The consequence of this is that email has become transactional, and overly optimised for opening. Most communication is short because attention spans are short. Like YouTubers who optimise thumbnails for growth, emailers optimise subject lines for opening - Growth Hacking, they call it. When people are tricked into opening emails because of the subject line, they hate it.
The problem is that these systems keep getting gamed, and we keep changing our personal logic in terms of whether we should check an email or just delete without reading.
How AI can improve email
I think email needs to improve with AI, and here’s how:
First, learn the rules: email currently works on universal signals and a “confidence score”. Platform providers pass signals to each other about whether something is a new account, account activity, a large number of emails sent soon after setup, domain related authentication (DKIM). There are workarounds, of course, like emails get “warmed up” before they scale spamming. An evolved approach to emails would go beyond just aggregate logic, and incorporate a users conditional logic.
Second, learn the behaviour: Every user deals with email differently: what they open, what they spend time on (depending on the length of an email), and understand their priorities the way agents can over time by building user-specific memory. It is possible to seek a little more information from users and ask them to mark an email as useful or spam. You shouldn’t need agents to triage your email for you, especially since it’s not that complicated to build personalised triage within email itself. Once the logic is learned, triage becomes easier.
Third, learn the prioritisation and presentation: Replace agents summarising emails for you by integrating summarisation within email itself, and then create a dashboard of segmented emails, in terms of user chosen sections, alongwith suggested actions that can be performed with one click (like deleting promotional emails).
Fourth, act on it: Ask users whether they would like a separate segment for that type of email (for example, separating out transactional emails). If they get a lot of emails from a particular address, or a particular type of address (for example, for me, those with medianama email addresses), separate those out automatically. Gmail gives helpful tips by resurfacing sent emails that haven’t been responded to. Can that be replaced, within Gmail, with a poke like function, instead of having to mail again?
The handover
Email providers are ceding the user experience to AI because AI handles email better than email itself does. That’s the structural shift sitting underneath every “summarise my inbox” demo.

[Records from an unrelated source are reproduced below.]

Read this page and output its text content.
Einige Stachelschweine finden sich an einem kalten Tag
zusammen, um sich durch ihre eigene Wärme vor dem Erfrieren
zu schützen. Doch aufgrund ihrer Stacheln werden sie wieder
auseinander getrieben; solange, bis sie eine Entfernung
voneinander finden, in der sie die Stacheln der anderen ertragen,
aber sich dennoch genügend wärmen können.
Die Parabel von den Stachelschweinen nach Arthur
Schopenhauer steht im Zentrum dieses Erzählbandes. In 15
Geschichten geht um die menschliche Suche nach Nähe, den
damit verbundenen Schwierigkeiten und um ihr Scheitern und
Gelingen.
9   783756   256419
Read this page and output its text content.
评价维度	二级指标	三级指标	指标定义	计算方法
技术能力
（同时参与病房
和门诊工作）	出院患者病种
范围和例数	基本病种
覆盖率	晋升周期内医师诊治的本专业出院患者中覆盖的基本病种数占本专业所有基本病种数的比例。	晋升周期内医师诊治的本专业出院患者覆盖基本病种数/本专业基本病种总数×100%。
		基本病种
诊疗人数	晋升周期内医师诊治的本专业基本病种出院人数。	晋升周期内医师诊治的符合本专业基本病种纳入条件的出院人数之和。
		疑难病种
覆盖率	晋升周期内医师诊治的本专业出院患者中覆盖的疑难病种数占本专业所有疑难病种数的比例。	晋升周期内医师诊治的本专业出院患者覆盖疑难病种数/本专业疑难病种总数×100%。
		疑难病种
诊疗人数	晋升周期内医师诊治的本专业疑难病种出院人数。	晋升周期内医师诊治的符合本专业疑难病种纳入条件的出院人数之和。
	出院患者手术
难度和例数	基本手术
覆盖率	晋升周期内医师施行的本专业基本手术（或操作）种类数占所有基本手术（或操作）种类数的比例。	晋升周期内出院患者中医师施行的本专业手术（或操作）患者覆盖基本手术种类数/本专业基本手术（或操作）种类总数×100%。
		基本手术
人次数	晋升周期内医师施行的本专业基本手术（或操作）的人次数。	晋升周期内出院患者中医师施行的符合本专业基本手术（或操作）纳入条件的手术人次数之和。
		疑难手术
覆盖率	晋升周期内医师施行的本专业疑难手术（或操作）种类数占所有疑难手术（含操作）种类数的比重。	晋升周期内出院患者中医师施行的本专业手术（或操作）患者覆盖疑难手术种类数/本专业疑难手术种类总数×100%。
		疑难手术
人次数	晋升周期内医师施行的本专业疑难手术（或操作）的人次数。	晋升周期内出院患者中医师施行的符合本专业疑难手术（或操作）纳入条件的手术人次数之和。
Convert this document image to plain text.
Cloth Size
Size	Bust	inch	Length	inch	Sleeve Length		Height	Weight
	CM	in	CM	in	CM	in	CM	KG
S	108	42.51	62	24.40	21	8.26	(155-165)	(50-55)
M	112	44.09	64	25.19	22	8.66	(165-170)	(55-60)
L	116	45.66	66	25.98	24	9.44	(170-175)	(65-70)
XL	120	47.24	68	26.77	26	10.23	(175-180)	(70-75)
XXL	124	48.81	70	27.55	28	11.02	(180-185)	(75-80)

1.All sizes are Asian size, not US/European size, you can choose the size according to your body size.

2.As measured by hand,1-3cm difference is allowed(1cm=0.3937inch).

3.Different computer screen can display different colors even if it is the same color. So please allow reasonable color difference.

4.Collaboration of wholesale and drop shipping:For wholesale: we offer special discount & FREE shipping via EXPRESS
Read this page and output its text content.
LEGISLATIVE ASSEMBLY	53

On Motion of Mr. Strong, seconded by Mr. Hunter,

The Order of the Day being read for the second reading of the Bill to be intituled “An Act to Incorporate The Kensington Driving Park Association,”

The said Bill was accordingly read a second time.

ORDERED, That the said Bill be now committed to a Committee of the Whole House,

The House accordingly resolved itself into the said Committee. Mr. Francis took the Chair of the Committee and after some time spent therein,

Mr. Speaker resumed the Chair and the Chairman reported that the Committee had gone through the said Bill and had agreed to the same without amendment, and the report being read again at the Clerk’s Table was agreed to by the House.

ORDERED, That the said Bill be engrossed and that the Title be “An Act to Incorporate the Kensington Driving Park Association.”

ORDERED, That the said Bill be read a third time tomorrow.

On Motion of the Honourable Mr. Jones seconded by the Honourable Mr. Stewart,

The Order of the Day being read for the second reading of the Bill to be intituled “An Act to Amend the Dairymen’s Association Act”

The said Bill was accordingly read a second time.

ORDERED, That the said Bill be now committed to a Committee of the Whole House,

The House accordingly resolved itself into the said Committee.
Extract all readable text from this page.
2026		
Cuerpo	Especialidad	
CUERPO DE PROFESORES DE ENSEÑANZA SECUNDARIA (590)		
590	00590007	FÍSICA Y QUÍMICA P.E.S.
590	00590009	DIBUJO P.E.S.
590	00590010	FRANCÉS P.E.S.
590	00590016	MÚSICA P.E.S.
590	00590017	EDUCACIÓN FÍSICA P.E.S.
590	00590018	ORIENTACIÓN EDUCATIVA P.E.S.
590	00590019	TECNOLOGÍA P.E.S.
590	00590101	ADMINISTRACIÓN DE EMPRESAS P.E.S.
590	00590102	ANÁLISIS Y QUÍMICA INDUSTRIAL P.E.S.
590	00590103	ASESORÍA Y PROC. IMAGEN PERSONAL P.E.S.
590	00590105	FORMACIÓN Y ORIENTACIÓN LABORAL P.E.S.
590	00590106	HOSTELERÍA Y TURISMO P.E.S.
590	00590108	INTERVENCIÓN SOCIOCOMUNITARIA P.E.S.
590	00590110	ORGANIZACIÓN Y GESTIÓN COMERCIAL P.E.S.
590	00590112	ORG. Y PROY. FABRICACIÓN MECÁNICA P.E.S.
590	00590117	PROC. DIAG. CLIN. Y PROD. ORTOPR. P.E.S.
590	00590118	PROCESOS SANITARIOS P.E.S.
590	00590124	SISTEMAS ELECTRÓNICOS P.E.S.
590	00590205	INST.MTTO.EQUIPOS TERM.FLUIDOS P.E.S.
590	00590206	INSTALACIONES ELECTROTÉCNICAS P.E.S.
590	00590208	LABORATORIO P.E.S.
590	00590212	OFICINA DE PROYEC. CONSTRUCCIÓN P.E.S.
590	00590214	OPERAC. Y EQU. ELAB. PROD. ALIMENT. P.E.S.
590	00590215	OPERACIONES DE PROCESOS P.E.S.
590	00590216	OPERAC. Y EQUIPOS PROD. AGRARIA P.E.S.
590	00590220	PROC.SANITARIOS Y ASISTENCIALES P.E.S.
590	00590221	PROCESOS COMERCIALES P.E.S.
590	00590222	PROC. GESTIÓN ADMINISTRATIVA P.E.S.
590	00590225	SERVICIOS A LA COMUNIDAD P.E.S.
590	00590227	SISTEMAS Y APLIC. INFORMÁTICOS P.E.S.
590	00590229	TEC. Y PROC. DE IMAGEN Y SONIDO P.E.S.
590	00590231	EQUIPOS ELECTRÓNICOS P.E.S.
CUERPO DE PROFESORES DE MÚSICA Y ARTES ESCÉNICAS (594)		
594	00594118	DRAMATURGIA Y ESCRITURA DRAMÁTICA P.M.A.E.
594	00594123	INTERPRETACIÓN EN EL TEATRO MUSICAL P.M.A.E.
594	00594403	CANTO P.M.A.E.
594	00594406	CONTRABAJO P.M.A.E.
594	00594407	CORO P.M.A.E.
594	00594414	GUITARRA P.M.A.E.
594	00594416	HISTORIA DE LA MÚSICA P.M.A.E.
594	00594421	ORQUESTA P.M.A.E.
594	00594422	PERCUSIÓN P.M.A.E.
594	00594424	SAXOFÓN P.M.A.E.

What’s slowing the handover is trust, in two ways:
First, data: giving an LLM access to your personal email means trusting the contents won’t end up as training data, or surface somewhere you didn’t intend. For some users, that risk alone keeps agents out entirely.
Second, and harder to engineer around: a summary is only useful if you trust what it leaves out. I still check my Spam and Trash folders to make sure nothing important got filtered, and Gmail has had years of my feedback to work with. If I can’t trust filters I’ve trained over years, why would I trust an agent’s summary after a week?
The strange part is that almost none of this needs LLMs or agents. Learning rules, learning behaviour, surfacing priorities, acting on them — email could do all of it. It just hasn’t.
And one of the most-used services on the internet refusing to evolve while agents around it improve is a recipe for redundancy.
*named after the pen name of my favourite author Hector Hugh Munro. It is believed to refer to the farsi word for a person who serves alcohol.